For this week's restaurant review, I wrote about a pair of Bay Area restaurants serving Indian street food, a seemingly paradoxical idea that nonetheless is turning out to be some pretty tasty grub. First, I ventured across the bridge to the newish Juhu Beach Club in Oakland where, like almost all critics before me, I was blown away by chef Preeti Mistry's fun and innovative takes on food from her trips to Mumbai.
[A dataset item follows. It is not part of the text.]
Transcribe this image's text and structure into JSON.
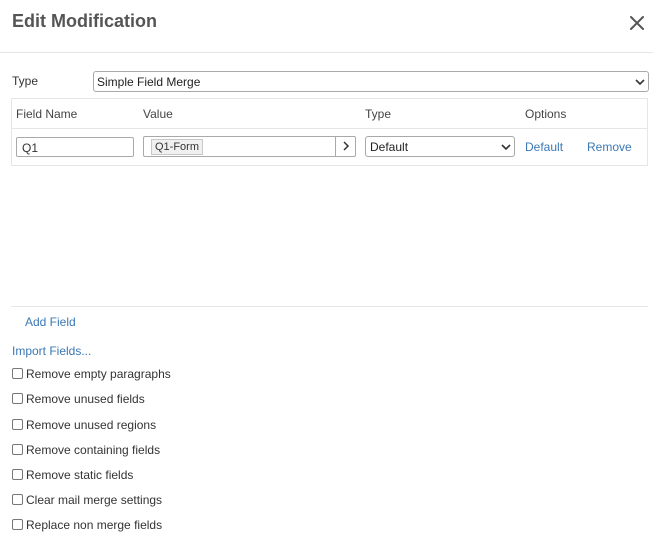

See also: Life on the Streets: Indian Street Food Gets a Permanent Address

The spot's named after Mumbai's bustling Juhu Beach, a community gathering place known for its street food. To get a sense of it, I turned to YouTube, and found some videos that made me want to travel and eat there right away:

JBC's menu is varied, but the real treat is the pavs, Indian sliders, pictured above. Starter Bakery buns are filled with things like braised short rib, lamb meatballs, vegetable curry, and a deep-fried potato puff. Yum.

To contrast with the kind of Cali-Indian cuisine that Mistry is turning out, I checked out the 7-month-old Curry Up Now brick-and-mortar, an extension of the owners' super-popular food trucks (seriously, that truck parks outside our FiDi office every day, and the line is almost always down the block). Curry Up Now isn't doing new takes on traditional dishes as much as its doing the kind of culinary mashup that could only be supported by the food world today: tikka masala burritos, paneer quesadillas, that kind of thing.

These restaurants may not be "street food," and they may not even be traditionally "Indian," but they are delicious -- and sometimes, that's all that matters.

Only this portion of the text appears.